Step-by-step process
First, appoint the Permissible Fund Manager and directors. Second, prepare the constitution and reserve the name. Third, file the incorporation application with ACRA; on registration the VCC acquires separate legal personality under Section 17. Fourth, open bank and custody accounts in the VCC’s own name. Fifth, put fund agreements in place in the VCC’s name. Where a fund is moving in from offshore, the personality is preserved; see our Part 13 redomiciliation guide. Groups onshoring a manager should review the subsidiary of a foreign parent pitfalls guide, and family offices can pair the VCC with the structures in our family office structures walkthrough.
Common mistakes and gotchas
A frequent misunderstanding is treating sub-funds as separate legal persons; they are not. The umbrella VCC is the single legal person, with segregation achieved through Section 29 rather than separate incorporation. Directors also forget that contracts must be executed in the VCC’s name, not the manager’s.
FAQs
When does a VCC acquire legal personality? On incorporation, under Section 17 of the VCC Act 2018.
Are sub-funds separate legal persons? No. The umbrella VCC is one legal person; sub-funds are segregated for liability only.
Can a VCC own property in its own name? Yes, as a body corporate it can hold property and contract directly.

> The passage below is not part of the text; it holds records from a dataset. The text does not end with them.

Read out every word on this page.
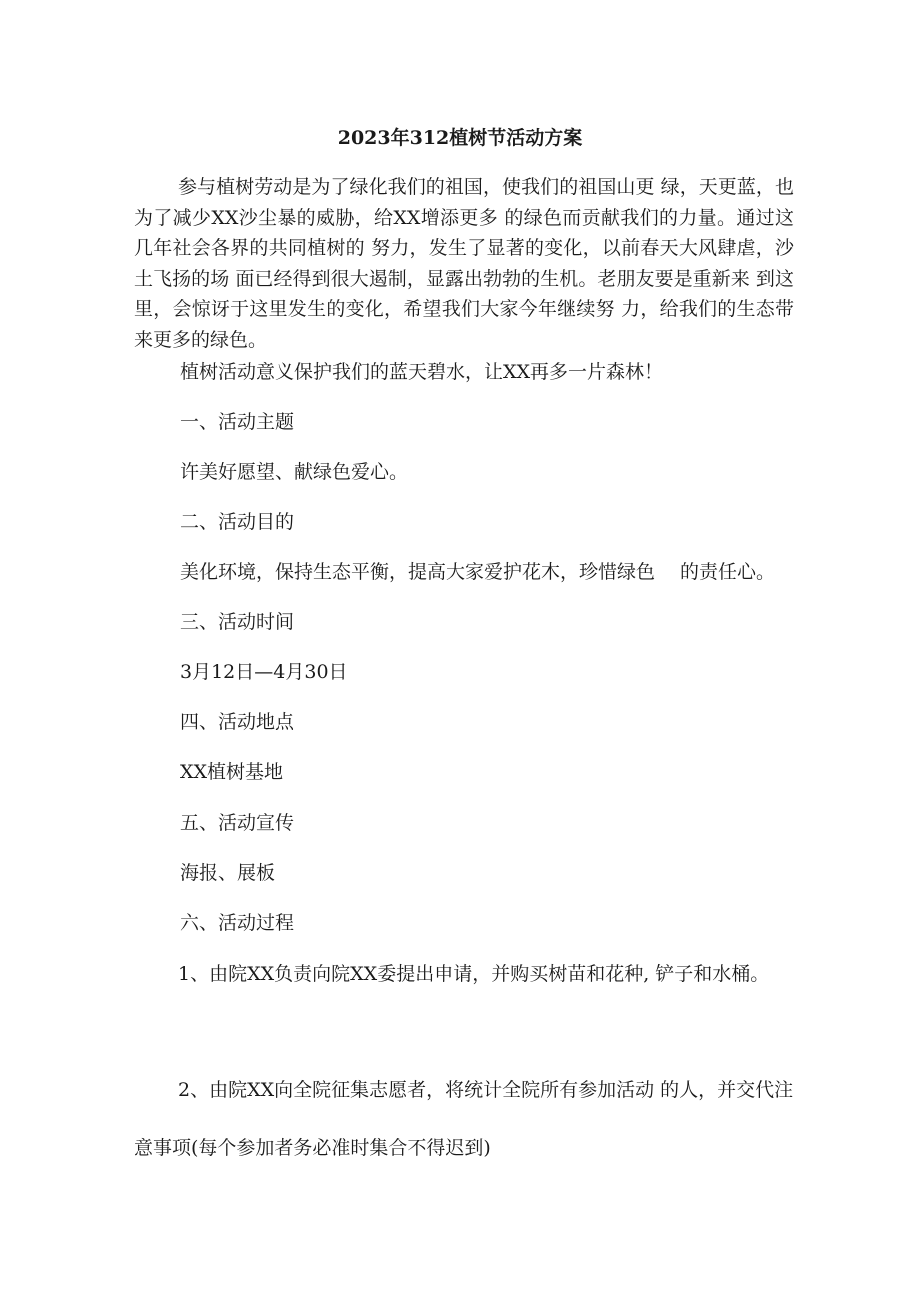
2023年312植树节活动方案

参与植树劳动是为了绿化我们的祖国，使我们的祖国山更 绿，天更蓝，也为了减少XX沙尘暴的威胁，给XX增添更多 的绿色而贡献我们的力量。通过这几年社会各界的共同植树的 努力，发生了显著的变化，以前春天大风肆虐，沙土飞扬的场 面已经得到很大遏制，显露出勃勃的生机。老朋友要是重新来 到这里，会惊讶于这里发生的变化，希望我们大家今年继续努 力，给我们的生态带来更多的绿色。

植树活动意义保护我们的蓝天碧水，让XX再多一片森林！

一、活动主题

许美好愿望、献绿色爱心。

二、活动目的

美化环境，保持生态平衡，提高大家爱护花木，珍惜绿色　 的责任心。

三、活动时间

3月12日—4月30日

四、活动地点

XX植树基地

五、活动宣传

海报、展板

六、活动过程

1、由院XX负责向院XX委提出申请，并购买树苗和花种, 铲子和水桶。

2、由院XX向全院征集志愿者，将统计全院所有参加活动 的人，并交代注意事项(每个参加者务必准时集合不得迟到)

Does a VCC need a resident director? Yes, at least one Singapore-resident director and a Permissible Fund Manager.
How should sub-fund contracts be signed? In the VCC’s name, identifying the relevant sub-fund so liability attaches correctly.
Authoritative sources: the Variable Capital Companies Act 2018 on Singapore Statutes Online and the Accounting and Corporate Regulatory Authority (ACRA).